Papua No.1 News Portal | Jubi
Oleh Miranda Forsyth & Philip Gibbs
Isu kekerasan terkait sihir atau Sorcery Accusation Related Violence (SARV) adalah permasalahan yang serius di Papua Nugini (PNG) dan di banyak daerah lainnya di dunia. Sifat kerahasiaan serta elemen ketakutan yang terselubung menyebabkan korban kekerasan yang terkait dengan tuduhan seperti ini kadang sulit untuk dilapor dan diukur, tetapi proyek penelitian kami selama beberapa tahun berhasil mengumpulkan hingga 1.553 tuduhan di empat provinsi di PNG, dari Januari 2016 hingga Juni 2020. Dari jumlah tersebut, 298 kasus melibatkan kekerasan fisik lalu menyebabkan 65 kematian, 86 korban luka permanen, dan 141 luka berat.
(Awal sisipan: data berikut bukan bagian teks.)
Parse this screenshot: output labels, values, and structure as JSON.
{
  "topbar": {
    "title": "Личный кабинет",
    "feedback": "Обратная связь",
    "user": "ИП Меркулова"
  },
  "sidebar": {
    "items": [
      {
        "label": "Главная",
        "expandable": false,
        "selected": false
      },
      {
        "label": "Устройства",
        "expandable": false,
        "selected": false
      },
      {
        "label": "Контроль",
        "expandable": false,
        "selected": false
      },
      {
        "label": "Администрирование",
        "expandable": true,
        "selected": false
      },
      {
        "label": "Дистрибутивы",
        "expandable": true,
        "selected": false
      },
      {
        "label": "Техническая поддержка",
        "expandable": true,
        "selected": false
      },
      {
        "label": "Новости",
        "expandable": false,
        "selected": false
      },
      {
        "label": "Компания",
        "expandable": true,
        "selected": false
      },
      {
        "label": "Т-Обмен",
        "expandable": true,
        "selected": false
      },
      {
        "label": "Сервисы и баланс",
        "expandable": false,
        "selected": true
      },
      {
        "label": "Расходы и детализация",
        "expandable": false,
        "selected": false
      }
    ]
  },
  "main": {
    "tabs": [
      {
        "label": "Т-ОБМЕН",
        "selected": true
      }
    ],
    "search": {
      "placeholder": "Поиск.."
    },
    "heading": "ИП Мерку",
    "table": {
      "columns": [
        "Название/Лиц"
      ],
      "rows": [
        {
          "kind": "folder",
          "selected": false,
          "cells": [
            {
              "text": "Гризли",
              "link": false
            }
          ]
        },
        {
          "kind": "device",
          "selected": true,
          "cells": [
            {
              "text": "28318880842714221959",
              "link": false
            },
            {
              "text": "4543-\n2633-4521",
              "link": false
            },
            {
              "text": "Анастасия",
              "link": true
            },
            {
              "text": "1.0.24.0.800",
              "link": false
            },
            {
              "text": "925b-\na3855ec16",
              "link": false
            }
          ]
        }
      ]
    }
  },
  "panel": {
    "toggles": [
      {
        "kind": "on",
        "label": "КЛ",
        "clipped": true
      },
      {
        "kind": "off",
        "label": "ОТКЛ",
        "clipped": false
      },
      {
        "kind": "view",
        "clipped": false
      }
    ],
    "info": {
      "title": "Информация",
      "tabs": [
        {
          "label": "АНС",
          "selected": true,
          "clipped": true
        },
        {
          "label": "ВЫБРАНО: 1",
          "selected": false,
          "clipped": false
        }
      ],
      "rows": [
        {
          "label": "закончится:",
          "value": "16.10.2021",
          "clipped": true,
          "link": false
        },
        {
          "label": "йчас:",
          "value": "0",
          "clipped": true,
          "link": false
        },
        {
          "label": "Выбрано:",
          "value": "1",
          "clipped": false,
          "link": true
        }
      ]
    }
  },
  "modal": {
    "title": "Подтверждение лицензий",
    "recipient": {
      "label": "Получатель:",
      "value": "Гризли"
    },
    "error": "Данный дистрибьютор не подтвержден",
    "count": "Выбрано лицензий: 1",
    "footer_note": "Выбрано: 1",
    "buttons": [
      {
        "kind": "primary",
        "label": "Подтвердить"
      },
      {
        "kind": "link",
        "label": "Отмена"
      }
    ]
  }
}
Sedangkan di tingkat global, peninjauan berbasis literasi daring atas laporan yang dapat diverifikasi menunjukkan ada setidaknya 22.000 korban SARV di 50 negara dalam periode sepuluh tahun.
Para korban ini mengalami berbagai penderitaan, mulai dari diskriminasi dan stigmatisasi, diusir dari keluarga dan komunitas, hingga kekerasan ekstrem, seperti pemukulan, pembakaran, mutilasi dan amputasi bagian tubuh, penyiksaan, bahkan pembunuhan.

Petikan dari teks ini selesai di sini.